StevenBlack / hosts

🔒 Consolidating and extending hosts files from several well-curated sources. Optionally pick extensions for porn, social media, and other categories.
MIT License
26.64k stars 2.21k forks source link

do you plan to include these hosts in future? #445

Closed udit-001 closed 6 years ago

udit-001 commented 6 years ago

All the sub categories available under this : hpHosts

welcome[bot] commented 6 years ago

Hello! Thank you for opening your first issue in this repo. It’s people like you who make these host files better!

ScriptTiger commented 6 years ago

We only include hosts which are actively curated to keep our list as streamlined and efficient as possible, keeping in mind this list has also seen use in some integrated systems. So if those hosts should happen upon our actively curated lists, we will include them. Otherwise, we don't import bulk lists that do not maintain a high degree of curation, as this is counter to the mission statement of the repository.

udit-001 commented 6 years ago

The classified files over there are refreshed far more often rather than the month to month hosts.txt files that they upload, you can incorporate those smaller files. Furthermore, indeed, you're right about excluding the bulk ones that are not frequently updated.

ScriptTiger commented 6 years ago

A simple test we could perform is diff the lists from month to month to get a better feel for the curation happening here. Most of the time they are simply adding and not checking or pruning older invalid entries, which is the key to our list.

There would also be a terms of use issue we would have to work out, as any redistribution of their data requires their expressed permission.

udit-001 commented 6 years ago

Besides, would you be able to reveal some insight into how would you check for invalid entries and more seasoned ones? Do you do it physically or utilize some kinda program or a product?

ScriptTiger commented 6 years ago

And just to pose a possible solution to the above problems, after contacting Malwarebytes about the redistribution of their data for an open-source project and procuring their permission, I am sure a diff study over a reasonable period of time would be welcomed. A "reasonable period of time" being defined by Steven. After the said study is conducted and the results posted here, we can then have more to work with and make a definitive decision backed up by the facts. So if anyone is willing to take this on, I am sure it would be a welcomed project.

Entries are checked via a variety of means: randomly, automatically, via funilrys' funceable script (https://github.com/funilrys/funceble), combinations of checks, socially/crowd-sourcing, and more. Steven personally vets the sources and some of those threads are still here if you want to dig into the closed issues and see what the conversations have gone like for a source to get approved and how they have described their curation process to the community. I am sure when Steven becomes available he can provide a better explanation of his exact process from his viewpoint. From my experience, having talked with many of the sources personally, many of them own and operate large-scale networks and are constantly gathering live data from live traffic and this is a large part of how they curate their lists to keep them up to date with how their traffic is trending.

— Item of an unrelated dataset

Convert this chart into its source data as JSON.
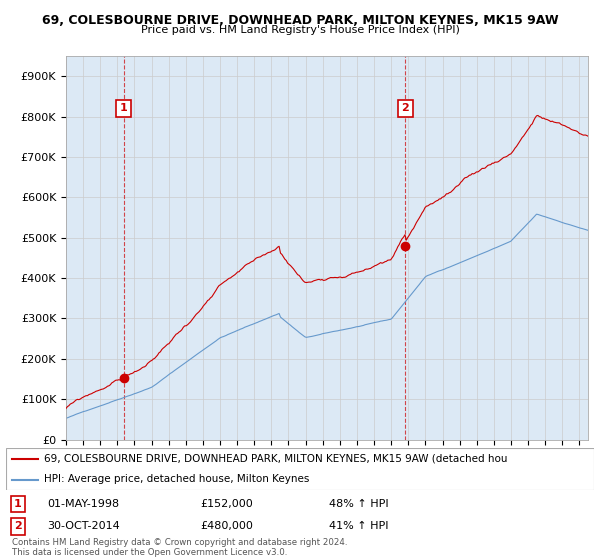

udit-001 commented 6 years ago

All things considered, I investigated a few different issues, and Steven doesn't appear to be keen to incorporate hpHosts as it is tremendous and doesn't have a similar level of curation, yet I was simply hoping that was this specific classification (https://hosts-file.net/pup.txt) incorporated into the Unified hosts record? That is to say, particularly the Potentially Unwanted Programs Category.

ScriptTiger commented 6 years ago

Just as a note, you can also always add custom entries to the myhosts file in the root directory of the repository and they will be automatically added to your build of the list. If you're using my Unified Hosts AutoUpdate for Windows, you can just add them anywhere you want in your hosts file as long as they are outside of the "#### BEGIN UNIFIED HOSTS ####" and "#### END UNIFIED HOSTS ####" markings and they won't be touched during a hosts update. This might be helpful in the future for any situation in which you wish to include entries not supported by this project.

StevenBlack commented 6 years ago

Hi @udit-001! The main problem with HP hosts is its outsized collection. Hundreds of thousands of hosts.

Some operating systems, especially the most popular one, degrade notably once the hosts file reaches a certain size. Mobile devices, with their limited processing power, also seem to have issues dealing with very large host files.

HP Hosts was once included here. Not for very long; it led to an avalanche of complaints ⛄️

udit-001 commented 6 years ago

Oh! I get it has an extreme number of false calls possibly. Also, coincidentally, do you intend to incorporate domains that utilize our PC assets to mine cryptographic money coins?

Some lists like this most likely: ZeroDot1 - CoinBlocker Lists Adblock No-Coin List

StevenBlack commented 6 years ago

@udit-001 I suspect that, in due course, those hosts will end up in one or more of our curated sources.